X

Hayata gerçekçi gözlerle bakın: Pozitif düşünce nedir?

“Negatif  insanlar her çözüme bir problem bulurlar, pozitif insanlarsa her probleme bir çözüm.” Steven Aitchison

Pozitif düşün, pozitif ol” gibi mesajları duymadan geçirdiğimiz bir gün hemen hemen yok. Peki ama nedir bu pozitif düşünce denilen şey aslında? İlk olarak pozitif düşünce ne değildir onu inceleyelim isterseniz. Bir kere pozitif düşünce problemlerimizi görmezden gelerek, Pollyanna’cılık oynayıp, pembe renkli bir hayal aleminde yaşamak değildir. Hele Secret tarzındaki akımların peşinden gidip “Pozitif düşüneyim, evrenden ne sipariş edersem o olsun“gibi bilimsellikten uzak düşüncelere kapılmak hiç değildir. Pozitif düşünce negatifi reddetmek de değildir. Hayat pozitiflik ve negatifliğin iç içe geçtiği bir bütündür. Tıpkı aydınlıkla beraber karanlığın, gündüzle beraber gecenin olduğu gibi hayat zıt kutuplardan oluşur. Doğu kültüründe bu kutuplar Yin ve Yang olarak adlandırılır. Kadim Çin’in yazılı en eski belgelerinden kabul edilen I Ching isimli kitap (Değişimler, Dönüşümler Kitabı)  Yin ve Yang üzerine kurulmuştur. Geceyi inkar edip sadece gündüz var diyebilir miyiz? Tabii ki hayır. Ya da kendimizi neden gece var diye üzer miyiz? Yani hayatta pozitiflikle beraber negatiflik de vardır. O halde pozitif düşünce dediğimiz şey, pozitifin yanı sıra negatifliğin de olduğunu kabullenmek, dahası ikisinin bir bütün olduğunu fark etmek ama dikkatimizi pozitife vermektir. Pozitif düşünce problemlerimizi artıları ve eksileriyle görüp, çözüm yolları aramaktır.

Hayatın her alanında olduğu gibi pozitif düşünme konusunda da denge önemli bir unsurdur. Bizim her duygumuz bize bir şey anlatmaya çalışır. İnsana ait duyguları incelerseniz, tüm duyguların aslında insan denilen muhteşem organizmayı korumaya yönelik olduğunu görürsünüz. Örneğin korku duygusunu ele alalım. Bir doğal afet esnasında korku duymamız bizi harekete geçiren itici bir güç haline dönüşüp hayatta kalmamıza yardımcı olabilir. Yani tıpkı korku örneğinde gördüğümüz gibi negatif duygularımız da bize hayatımızda yolunda gitmeyen şeyleri gösteriyor olabilir. Zaman zaman negatif düşüncelere, duygulara sahip olmamız kadar normal ve de insani bir şey yok.

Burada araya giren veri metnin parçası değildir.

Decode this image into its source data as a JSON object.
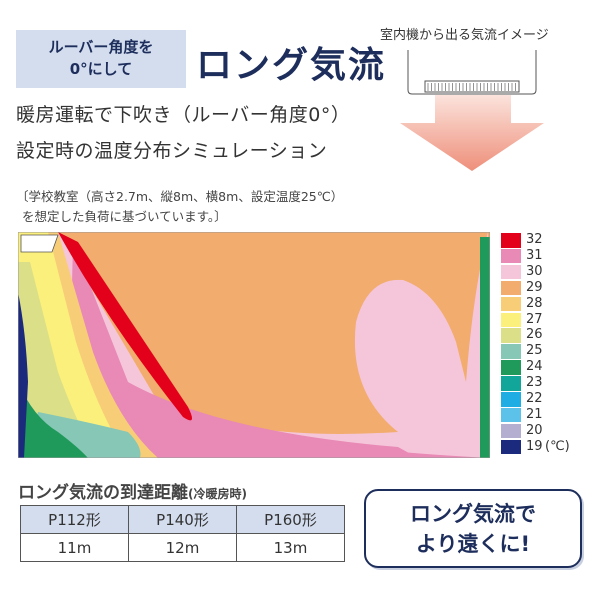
{
  "tag": {
    "line1": "ルーバー角度を",
    "line2": "0°にして"
  },
  "title": "ロング気流",
  "subtitle": {
    "line1": "暖房運転で下吹き（ルーバー角度0°）",
    "line2": "設定時の温度分布シミュレーション"
  },
  "note": {
    "line1": "〔学校教室（高さ2.7m、縦8m、横8m、設定温度25℃）",
    "line2": "を想定した負荷に基づいています。〕"
  },
  "airflow_image_label": "室内機から出る気流イメージ",
  "legend": [
    {
      "value": "32",
      "color": "#e2001a"
    },
    {
      "value": "31",
      "color": "#e989b5"
    },
    {
      "value": "30",
      "color": "#f5c6da"
    },
    {
      "value": "29",
      "color": "#f2ac6d"
    },
    {
      "value": "28",
      "color": "#f8cd78"
    },
    {
      "value": "27",
      "color": "#fcf07c"
    },
    {
      "value": "26",
      "color": "#dadf88"
    },
    {
      "value": "25",
      "color": "#86c7b6"
    },
    {
      "value": "24",
      "color": "#1f9a5b"
    },
    {
      "value": "23",
      "color": "#12a69a"
    },
    {
      "value": "22",
      "color": "#20ade3"
    },
    {
      "value": "21",
      "color": "#5cc2ea"
    },
    {
      "value": "20",
      "color": "#b4aed1"
    },
    {
      "value": "19",
      "color": "#1b2a7d"
    }
  ],
  "legend_unit": "(℃)",
  "distance": {
    "heading": "ロング気流の到達距離",
    "heading_note": "(冷暖房時)",
    "headers": [
      "P112形",
      "P140形",
      "P160形"
    ],
    "values": [
      "11m",
      "12m",
      "13m"
    ]
  },
  "cta": {
    "line1": "ロング気流で",
    "line2": "より遠くに!"
  }
}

Biz sadece mutluluğa, pozifliğe programlanmış androidler değil kanlı canlı, her türlü duyguya sahip insanlarız. Evet zaman zaman negatif hissetmek normal bir olay peki ama ya sürekli olarak kendimizi negatif hissediyorsak ve hayatımızdaki pozitif olaylara kendimizi kapatıyorsak? Şöyle bir senaryo hayal edelim. Ama ilk olarak daha önceki bir yazımda bahsettiğim Çekirdek İnançların ne olduğunu bir kez daha hatırlatayım sizlere.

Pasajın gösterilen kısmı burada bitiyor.